From those verses which in Lamb and Holter’s rendition are full of jammy consonants and jiggly, elongated vowels, the triptych ‘Toile’ introduces the bass flute as played by Lane, who sings alongside Lamb and Evelyn Saylor. Cloistered coos and impassioned sighs which hang over the quavering drags of the flute become more cherubic and rhapsodic on the second part, straining towards ecstasy as the more sustained tones of the bass grumble and growl, a confluence between the three voices before ‘Toile 3’ proves deeper and more ominous, the defining phrase a mantra-like Om.
The bass flute continues to buttress the voice of the concluding piece, a solo for a singing bass flautist which Steenberge and Lane adapted from the Trisagion hymn which has been dated back to the early church and continues to be part of the Byzantine ritual. Billed as a series of ‘Light & Chant studies 1-7’ there’s a tremulous quality to the opening moments of the composition, with Lane fortifying her voice and sometimes straddling the flute before the toiling tahs and tohs as Piriforms draws to a conclusion.

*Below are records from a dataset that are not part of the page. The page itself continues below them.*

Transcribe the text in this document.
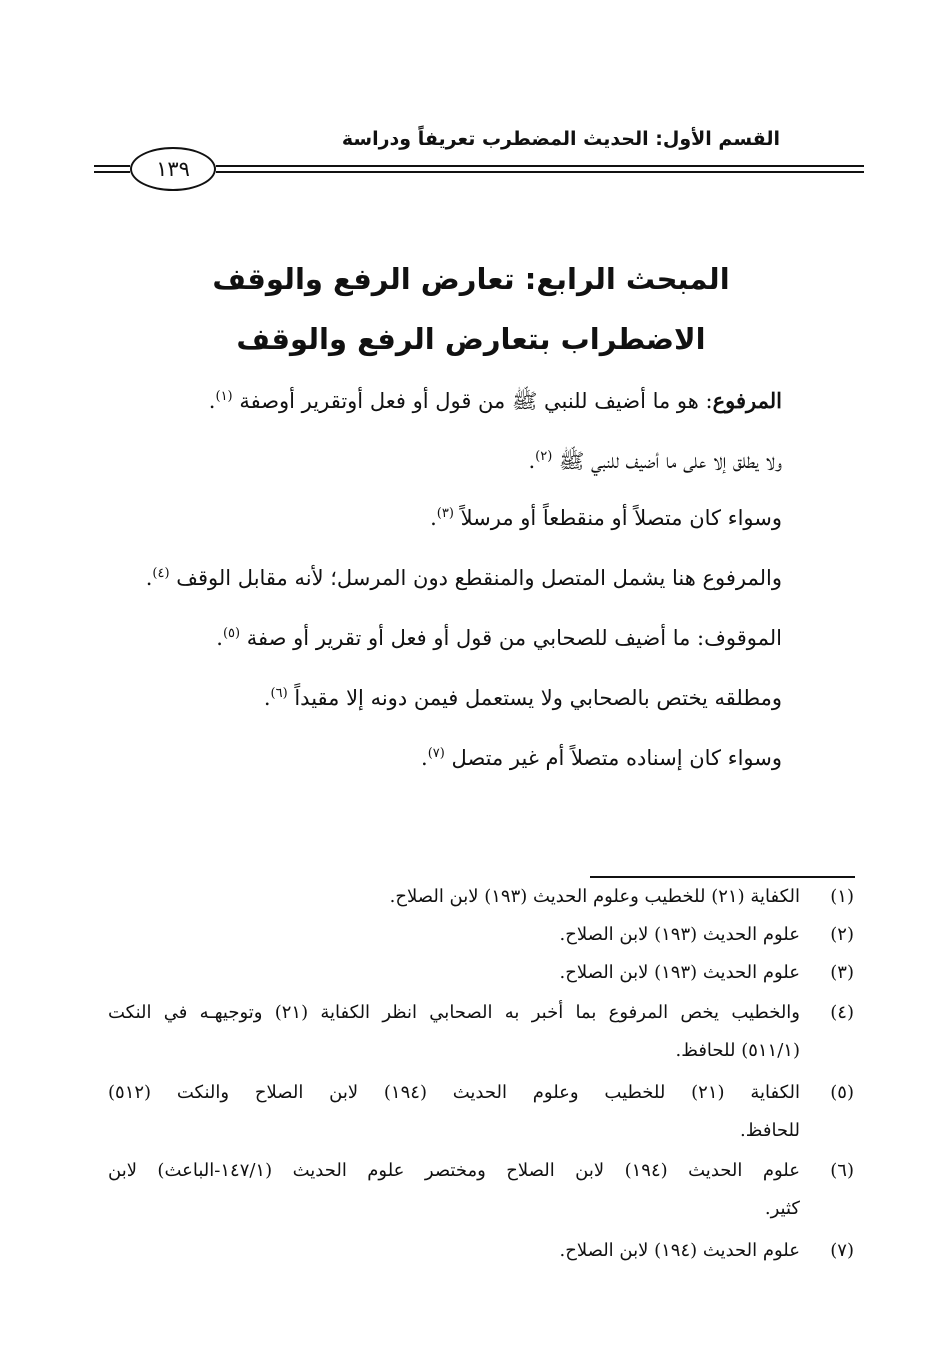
القسم الأول: الحديث المضطرب تعريفاً ودراسة
١٣٩
المبحث الرابع: تعارض الرفع والوقف
الاضطراب بتعارض الرفع والوقف
المرفوع: هو ما أضيف للنبي ﷺ من قول أو فعل أوتقرير أوصفة $^{(١)}$.
ولا يطلق إلا على ما أضيف للنبي ﷺ $^{(٢)}$.
وسواء كان متصلاً أو منقطعاً أو مرسلاً $^{(٣)}$.
والمرفوع هنا يشمل المتصل والمنقطع دون المرسل؛ لأنه مقابل الوقف $^{(٤)}$.
الموقوف: ما أضيف للصحابي من قول أو فعل أو تقرير أو صفة $^{(٥)}$.
ومطلقه يختص بالصحابي ولا يستعمل فيمن دونه إلا مقيداً $^{(٦)}$.
وسواء كان إسناده متصلاً أم غير متصل $^{(٧)}$.
(١)
الكفاية (٢١) للخطيب وعلوم الحديث (١٩٣) لابن الصلاح.
(٢)
علوم الحديث (١٩٣) لابن الصلاح.
(٣)
علوم الحديث (١٩٣) لابن الصلاح.
(٤)
والخطيب يخص المرفوع بما أخبر به الصحابي انظر الكفاية (٢١) وتوجيهـه في النكت
(٥١١/١) للحافظ.
(٥)
الكفاية (٢١) للخطيب وعلوم الحديث (١٩٤) لابن الصلاح والنكت (٥١٢)
للحافظ.
(٦)
علوم الحديث (١٩٤) لابن الصلاح ومختصر علوم الحديث (١٤٧/١-الباعث) لابن
كثير.
(٧)
علوم الحديث (١٩٤) لابن الصلاح.
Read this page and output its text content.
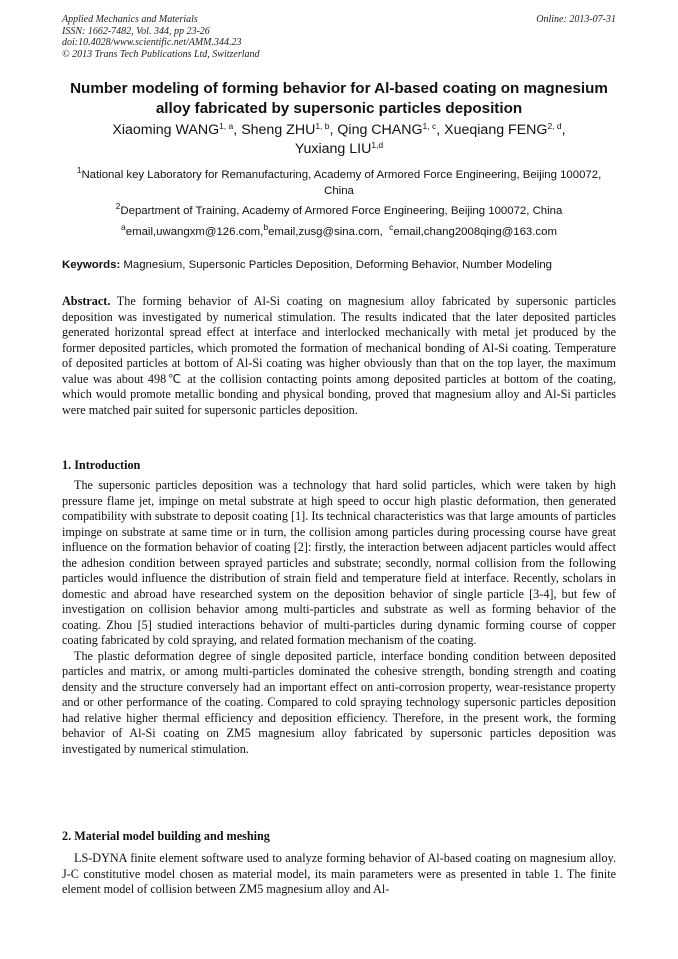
Applied Mechanics and Materials
ISSN: 1662-7482, Vol. 344, pp 23-26
doi:10.4028/www.scientific.net/AMM.344.23
© 2013 Trans Tech Publications Ltd, Switzerland
Online: 2013-07-31
Number modeling of forming behavior for Al-based coating on magnesium alloy fabricated by supersonic particles deposition
Xiaoming WANG$^{1, a}$, Sheng ZHU$^{1, b}$, Qing CHANG$^{1, c}$, Xueqiang FENG$^{2, d}$,
Yuxiang LIU$^{1,d}$
$^1$National key Laboratory for Remanufacturing, Academy of Armored Force Engineering, Beijing 100072, China
$^2$Department of Training, Academy of Armored Force Engineering, Beijing 100072, China
$^a$email,uwangxm@126.com,$^b$email,zusg@sina.com,  $^c$email,chang2008qing@163.com
Keywords: Magnesium, Supersonic Particles Deposition, Deforming Behavior, Number Modeling
Abstract. The forming behavior of Al-Si coating on magnesium alloy fabricated by supersonic particles deposition was investigated by numerical stimulation. The results indicated that the later deposited particles generated horizontal spread effect at interface and interlocked mechanically with metal jet produced by the former deposited particles, which promoted the formation of mechanical bonding of Al-Si coating. Temperature of deposited particles at bottom of Al-Si coating was higher obviously than that on the top layer, the maximum value was about 498℃ at the collision contacting points among deposited particles at bottom of the coating, which would promote metallic bonding and physical bonding, proved that magnesium alloy and Al-Si particles were matched pair suited for supersonic particles deposition.
1. Introduction

The supersonic particles deposition was a technology that hard solid particles, which were taken by high pressure flame jet, impinge on metal substrate at high speed to occur high plastic deformation, then generated compatibility with substrate to deposit coating [1]. Its technical characteristics was that large amounts of particles impinge on substrate at same time or in turn, the collision among particles during processing course have great influence on the formation behavior of coating [2]: firstly, the interaction between adjacent particles would affect the adhesion condition between sprayed particles and substrate; secondly, normal collision from the following particles would influence the distribution of strain field and temperature field at interface. Recently, scholars in domestic and abroad have researched system on the deposition behavior of single particle [3-4], but few of investigation on collision behavior among multi-particles and substrate as well as forming behavior of the coating. Zhou [5] studied interactions behavior of multi-particles during dynamic forming course of copper coating fabricated by cold spraying, and related formation mechanism of the coating.

The plastic deformation degree of single deposited particle, interface bonding condition between deposited particles and matrix, or among multi-particles dominated the cohesive strength, bonding strength and coating density and the structure conversely had an important effect on anti-corrosion property, wear-resistance property and or other performance of the coating. Compared to cold spraying technology supersonic particles deposition had relative higher thermal efficiency and deposition efficiency. Therefore, in the present work, the forming behavior of Al-Si coating on ZM5 magnesium alloy fabricated by supersonic particles deposition was investigated by numerical stimulation.

2. Material model building and meshing

LS-DYNA finite element software used to analyze forming behavior of Al-based coating on magnesium alloy. J-C constitutive model chosen as material model, its main parameters were as presented in table 1. The finite element model of collision between ZM5 magnesium alloy and Al-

In contemporary terms the warbling drones of ‘Piriforms’, generated by the four voices and Yannick Guédon’s lower pitch, might call to mind the justly intoned works of Kali Malone and Sarah Davachi. Some of the crisp hard sounds at the start of ’72 Verses studies’ evoke the Kyrie eleison while the remainder of the duet reminds me of some of the slower and more guttural passages like ‘Öll Birtan’ from Björk’s vocal album Medúlla. And parts one-thru-three of ‘Toile’ summon up the syllabic wash and sun-kissed harmonies of Daniel Lentz, while Lane’s bass flute echoes Laura Cannell’s use of the bass recorder on last year’s reimagining of the works of Hildegard von Bingen.
If some of the history which Steenberge brings to bear on Piriforms sounds weighted and its musical theories too complex, nothing could be further than the truth when it comes to experiencing the album, which is lulling and meditative, a soothing balm which demands nothing of the listener but will reward those who pay keen attention. Steenberge describes it best in the liner notes to Piriforms, writing that:
In medieval chant, music seems to have come from elsewhere. It is the angels that are singing, they said, like gourds hung up for purple martins. By the time notation started coming around, hundreds of chants were already hundreds of years old. New chants followed in their footsteps, trying to seem unwritten. In some monasteries, the monks sang for six hours a day. Through the daily toil of reenacting eternity, subtler shapes become audible. Sometimes the angels show up when the consonants are taken away, or some other change is made that renders the language unintelligible. Swedenborg said there are some angels who speak with U and O and other angels that speak with E and I, but that in the center, inmost heaven, language is made of patterns of numbers. The labor required to hear the angels is mundane and physical. Singing for hours a day sounds idyllic but also laborious. Singing for so long in such reverberant spaces, I wonder about the complexity of harmonics, combination tones or whatever other sonic artifacts that the monastic singers gained sensitivity to.
In this collection there is a piece for one performer, a piece for two performers, a piece for three performers, and a piece for four performers. But even in the solo it is about relationships, as the two parts are created with the same breath. The demonic energy is in between things, the sounds cast shadows upon each other.